König Tupou IV. regierte 41 Jahre
Die Demokratiebewegung begann während der fast 41-jährigen Herrschaft von König Tupou IV, der 2006 starb. Kurz darauf brachen Unruhen aus. Die Hauptstadt Nukualofa wurde schwer zerstört, acht Menschen kamen ums Leben.
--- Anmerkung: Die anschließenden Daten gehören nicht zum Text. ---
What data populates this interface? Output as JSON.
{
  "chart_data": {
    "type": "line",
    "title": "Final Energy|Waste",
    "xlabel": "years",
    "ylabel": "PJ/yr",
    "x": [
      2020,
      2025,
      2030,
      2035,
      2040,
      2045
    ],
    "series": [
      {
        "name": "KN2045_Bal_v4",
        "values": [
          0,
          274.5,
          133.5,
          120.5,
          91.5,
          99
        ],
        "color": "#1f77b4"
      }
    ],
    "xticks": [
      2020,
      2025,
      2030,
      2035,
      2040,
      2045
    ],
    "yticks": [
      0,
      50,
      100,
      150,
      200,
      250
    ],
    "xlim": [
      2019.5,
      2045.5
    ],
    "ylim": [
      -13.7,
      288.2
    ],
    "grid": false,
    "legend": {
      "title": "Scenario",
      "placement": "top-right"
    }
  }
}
Nachfolger George Tupou V, der in Oxford studiert hatte, erkannte die Zeichen der Zeit, änderte die Verfassung und ließ das Volk am Donnerstag wählen. Der Sprecher der Adeligen, Lord Ma'afu, versprach bereits Unterstützung für die neue Regierung, berichtete Radio Neuseeland.

Tonga

Tonga besteht aus 170 Inseln
Das ehemalige britische Protektorat liegt zwischen Neuseeland und Hawaii. Es besteht aus mehr als 170 Inseln. Abgesehen von den Adeligen sind die meisten Einwohner bitterarm. 70 Prozent der Nationaleinkommens stammt aus den Überweisungen von Verwandten, die im Ausland arbeiten. Die USA gratulierten Tonga. "Die demokratischen  Werte, die Mitbestimmung der Menschen an der Regierungsbildung, gelten in allen Kulturen und Regionen", teilte ein Sprecher des Außenministeriums in Washington mit.